Let $h_d$ be the number of $SL_{2}(\mathbb{Z})$ classes of primitive binary quadratic forms of discriminant $d$. It's natural to impose the hypothesis that $d$ is not at square, as we do below.
In Carl Ludwig Siegel's paper titled The Average Measure of Quadratic Forms With Given Discriminant and Signature Siegel cites two formulae given by Gauss in Disquisitiones Arithmeticae:
(a) $\displaystyle\sum\limits_{d= -N }^1 h_d \sim \frac{\pi}{18 \zeta(3)}N^{3/2}$
(b) $\displaystyle\sum\limits_{d = 1}^N h_d \log{\epsilon}_d \sim \frac{{\pi}^2}{18 \zeta(3)}N^{3/2}$
Where $N > 0$ and $\epsilon_{d} = \frac{1}{2}(t + u \sqrt{d})$ where $(t,u)$ is the smallest positive solution to $t^2 – ud^2 = 4$.
(Actually, Gauss restricts to consideration to binary quadratic forms with even middle coefficient correspondingly arrives at different formulae, but they're essentially the same as those above).

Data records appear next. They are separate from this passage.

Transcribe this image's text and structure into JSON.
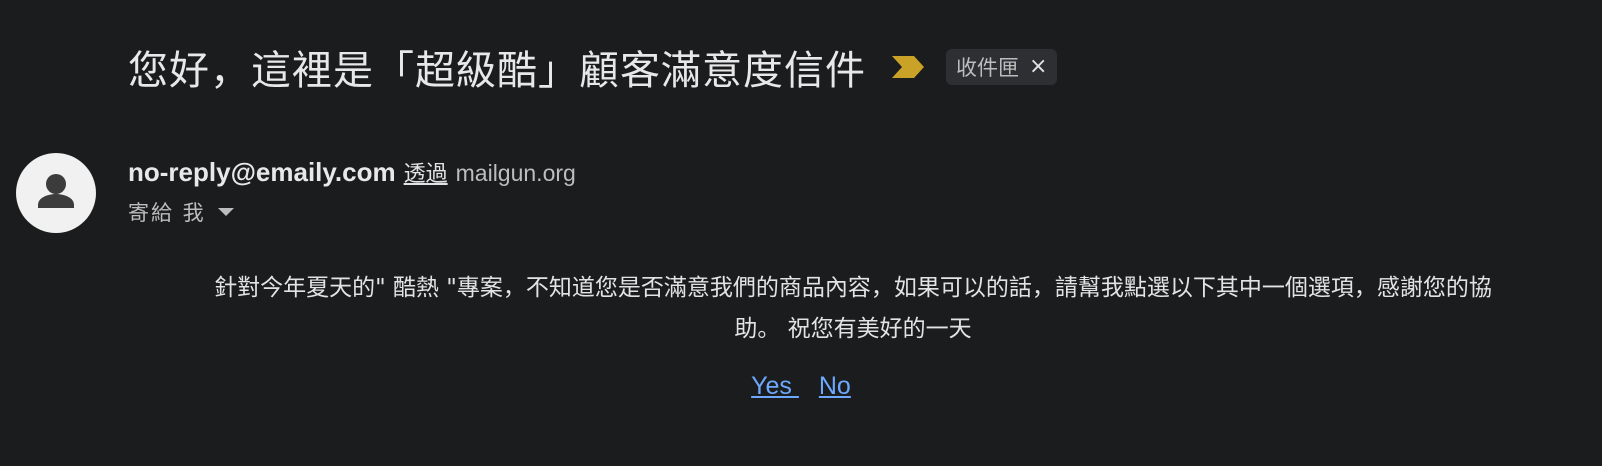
{
  "email": {
    "subject": "您好，這裡是「超級酷」顧客滿意度信件",
    "importance_icon": "importance-marker-icon",
    "label_chip": {
      "label": "收件匣",
      "close_glyph": "×"
    },
    "sender": {
      "email": "no-reply@emaily.com",
      "via_label": "透過",
      "via_domain": "mailgun.org",
      "avatar_icon": "person-icon"
    },
    "recipient": {
      "label": "寄給 我"
    },
    "body": {
      "line1": "針對今年夏天的\" 酷熱 \"專案，不知道您是否滿意我們的商品內容，如果可以的話，請幫我點選以下其中一個選項，感謝您的協",
      "line2": "助。 祝您有美好的一天"
    },
    "options": {
      "yes": "Yes ",
      "no": "No"
    },
    "colors": {
      "background": "#1b1c1e",
      "link": "#6ea8fe",
      "importance": "#c9a227"
    }
  }
}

Siegel gives two proofs of these formulae: one proceeding from Dirichlet's class number formula together with character sum estimates due to Polya and Landau, and one via a direct lattice point counting argument.
In light of the facts that (i) I haven't heard anyone say that Gauss's was the one to discover the class number formula and (ii) the character sum estimates seem outside of the scope of Gauss's work, I imagine that his argument was via lattice point counting. Do we have any evidence otherwise? (I checked Gauss's book and he doesn't describe his methods there.)
Best Answer
In 1801, Gauss certainly was aware of the general procedure to obtain the class number formula (or asymptotic results) via counting lattice points. As a matter of fact, the approach using lattice points in general, and Gauss's circle problem in particular, can already be found in Legendre's Essai sur la Théorie des Nombres in 1798, in connection with his approach to the three-squares theorem.
There do exist a couple of posthumous papers by Gauss on this topic, which can be found in his collected works as well as in Maser's German translation of the Disquisitiones (but not, unfortunately, in the English translation). In fact Gauss attempted twice to publish his proof of the class number formula; the first attempt begins with the sentence "33 years have passed since the principles of the wonderful connection, to which this memoir is dedicated, was discovered, as I have remarked at the end of the Disquisitiones". Here Gauss refers to the last paragraph of the Disquisitiones, where he reports to have discovered the analytic solution to a problem stated in articles. 306 and 302. The second version of his manuscript begins with the same sentence, except that the 33 years have been replaced by 36 years.
In any case what this means is that the question in your title should be answered with a firm "yes".